South Korea’s major oil refiners are going all-out to recoup losses from a Covid-19 pandemic-driven slump with market and product diversification.
Petroleum products exported by local oil refineries including SK Energy, GS Caltex, S-Oil and Hyundai Oilbank in the first quarter ended March amounted to 90.94 million barrels, a 27.4 percent decrease from a year ago, while their export value came to $6.14 billion, down 18.9 percent over the same period, according to data compiled by Korea Petroleum Association on Tuesday.
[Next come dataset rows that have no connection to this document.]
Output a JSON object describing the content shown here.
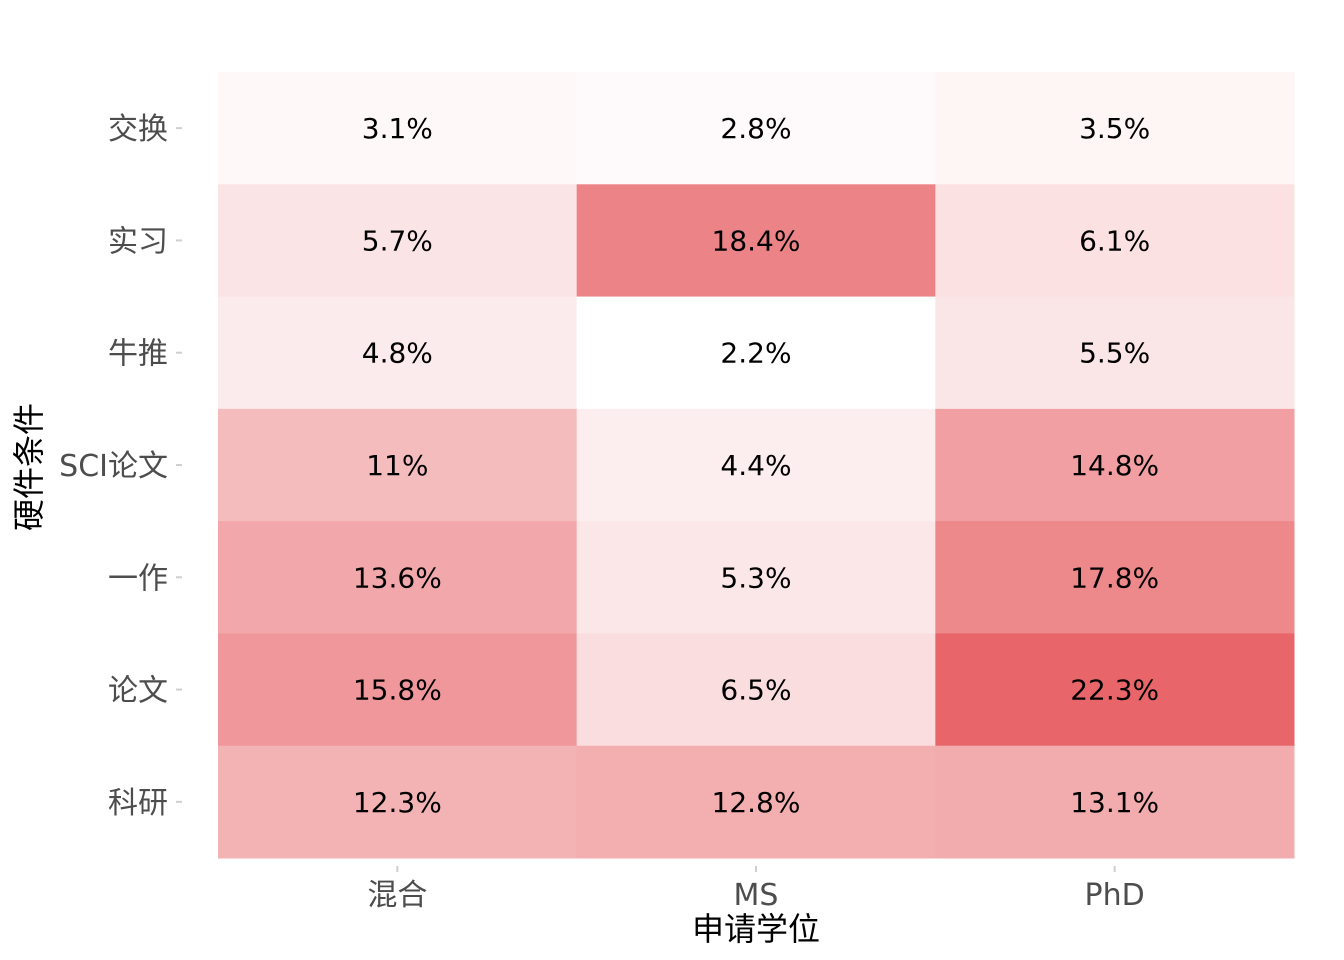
{
  "chart_data": {
    "type": "heatmap",
    "xlabel": "申请学位",
    "ylabel": "硬件条件",
    "x_categories": [
      "混合",
      "MS",
      "PhD"
    ],
    "y_categories": [
      "交换",
      "实习",
      "牛推",
      "SCI论文",
      "一作",
      "论文",
      "科研"
    ],
    "values": [
      [
        3.1,
        2.8,
        3.5
      ],
      [
        5.7,
        18.4,
        6.1
      ],
      [
        4.8,
        2.2,
        5.5
      ],
      [
        11.0,
        4.4,
        14.8
      ],
      [
        13.6,
        5.3,
        17.8
      ],
      [
        15.8,
        6.5,
        22.3
      ],
      [
        12.3,
        12.8,
        13.1
      ]
    ],
    "labels": [
      [
        "3.1%",
        "2.8%",
        "3.5%"
      ],
      [
        "5.7%",
        "18.4%",
        "6.1%"
      ],
      [
        "4.8%",
        "2.2%",
        "5.5%"
      ],
      [
        "11%",
        "4.4%",
        "14.8%"
      ],
      [
        "13.6%",
        "5.3%",
        "17.8%"
      ],
      [
        "15.8%",
        "6.5%",
        "22.3%"
      ],
      [
        "12.3%",
        "12.8%",
        "13.1%"
      ]
    ],
    "color_low": "#ffffff",
    "color_high": "#e8666a",
    "legend": "none",
    "grid": false
  }
}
The export volume was the lowest in 10 years since the first quarter of 2011.
The overall petroleum exports dropped after the oil refineries slashed utilization rate to 72 percent in the first quarter from 81.6 percent a year ago to cope with weak global oil demand in the face of the ongoing Covid-19 pandemic.
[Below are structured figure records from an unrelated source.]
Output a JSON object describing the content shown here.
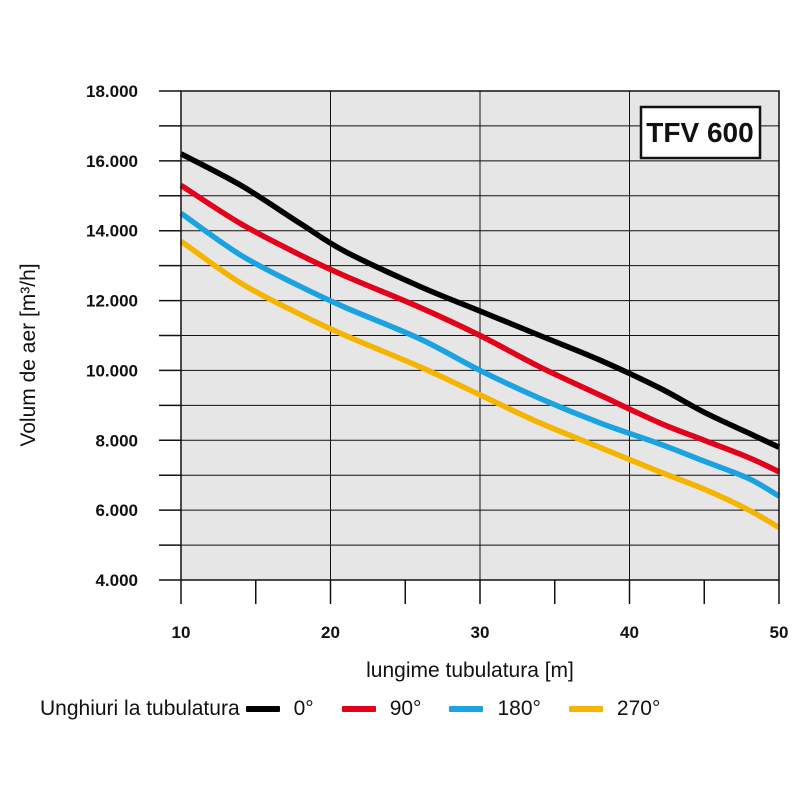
{
  "chart_data": {
    "type": "line",
    "title": "TFV 600",
    "xlabel": "lungime tubulatura [m]",
    "ylabel": "Volum de aer [m³/h]",
    "xlim": [
      10,
      50
    ],
    "ylim": [
      4000,
      18000
    ],
    "xticks": [
      10,
      20,
      30,
      40,
      50
    ],
    "xtick_labels": [
      "10",
      "20",
      "30",
      "40",
      "50"
    ],
    "yticks": [
      4000,
      6000,
      8000,
      10000,
      12000,
      14000,
      16000,
      18000
    ],
    "ytick_labels": [
      "4.000",
      "6.000",
      "8.000",
      "10.000",
      "12.000",
      "14.000",
      "16.000",
      "18.000"
    ],
    "grid": true,
    "legend_title": "Unghiuri la tubulatura",
    "x": [
      10,
      14,
      18,
      21,
      26,
      30,
      34,
      38,
      42,
      45,
      48,
      50
    ],
    "series": [
      {
        "name": "0°",
        "color": "#000000",
        "values": [
          16200,
          15300,
          14200,
          13400,
          12400,
          11700,
          11000,
          10300,
          9500,
          8800,
          8200,
          7800
        ]
      },
      {
        "name": "90°",
        "color": "#e3001b",
        "values": [
          15300,
          14200,
          13300,
          12700,
          11800,
          11000,
          10100,
          9300,
          8500,
          8000,
          7500,
          7100
        ]
      },
      {
        "name": "180°",
        "color": "#1aa3e0",
        "values": [
          14500,
          13300,
          12400,
          11800,
          10900,
          10000,
          9200,
          8500,
          7900,
          7400,
          6900,
          6400
        ]
      },
      {
        "name": "270°",
        "color": "#f5b400",
        "values": [
          13700,
          12500,
          11600,
          11000,
          10100,
          9300,
          8500,
          7800,
          7100,
          6600,
          6000,
          5500
        ]
      }
    ]
  }
}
But the refineries are seeking to offset losses in output and sales by focusing on countries on the recovery track and products with demand revived.
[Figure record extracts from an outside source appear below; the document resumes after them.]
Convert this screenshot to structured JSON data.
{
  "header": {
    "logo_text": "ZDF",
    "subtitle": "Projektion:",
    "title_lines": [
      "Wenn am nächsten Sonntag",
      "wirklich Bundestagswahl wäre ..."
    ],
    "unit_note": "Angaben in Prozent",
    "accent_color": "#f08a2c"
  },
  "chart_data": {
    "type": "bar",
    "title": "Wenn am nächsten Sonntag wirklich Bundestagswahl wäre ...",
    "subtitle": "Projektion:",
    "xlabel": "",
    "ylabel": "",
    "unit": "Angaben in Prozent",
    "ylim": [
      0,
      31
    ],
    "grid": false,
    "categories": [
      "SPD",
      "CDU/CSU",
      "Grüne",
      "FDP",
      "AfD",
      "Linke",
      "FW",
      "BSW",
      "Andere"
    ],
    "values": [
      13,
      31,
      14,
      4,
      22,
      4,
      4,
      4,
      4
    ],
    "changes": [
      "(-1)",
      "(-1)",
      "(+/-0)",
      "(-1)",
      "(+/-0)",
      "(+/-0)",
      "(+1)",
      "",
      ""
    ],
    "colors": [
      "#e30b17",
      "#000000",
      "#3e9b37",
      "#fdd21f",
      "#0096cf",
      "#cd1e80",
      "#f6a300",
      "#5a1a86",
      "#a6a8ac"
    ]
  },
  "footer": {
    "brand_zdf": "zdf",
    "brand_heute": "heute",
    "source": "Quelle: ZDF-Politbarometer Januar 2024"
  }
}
China, the biggest importer of Korean petroleum products, accounted for 36.9 percent of the Korean refineries’ total exports in the first quarter, doubled from a 19-percent share a year ago. Exports to China shot up to 33.6 million barrels in the first three months of the year on soaring demand driven by the government’s aggressive stimulus measures. Japan came second (14.4 percent), up by one notch from a year ago with 13.12 million barrels. Japan was followed by Australia (8.8 percent), USA (8.6 percent), and Singapore (6.9 percent).
Exports of kerosene for heating to Japan increased 22 percent in the first quarter as oil refinery facilities in the country came to suspension due to an earthquake in Fukushima in February.
Exports to Australia also showed remarkable growth. As jet fuel exports to Australia plunged 99 percent after the pandemic grounded flights, the Korean refining industry more than doubled diesel exports.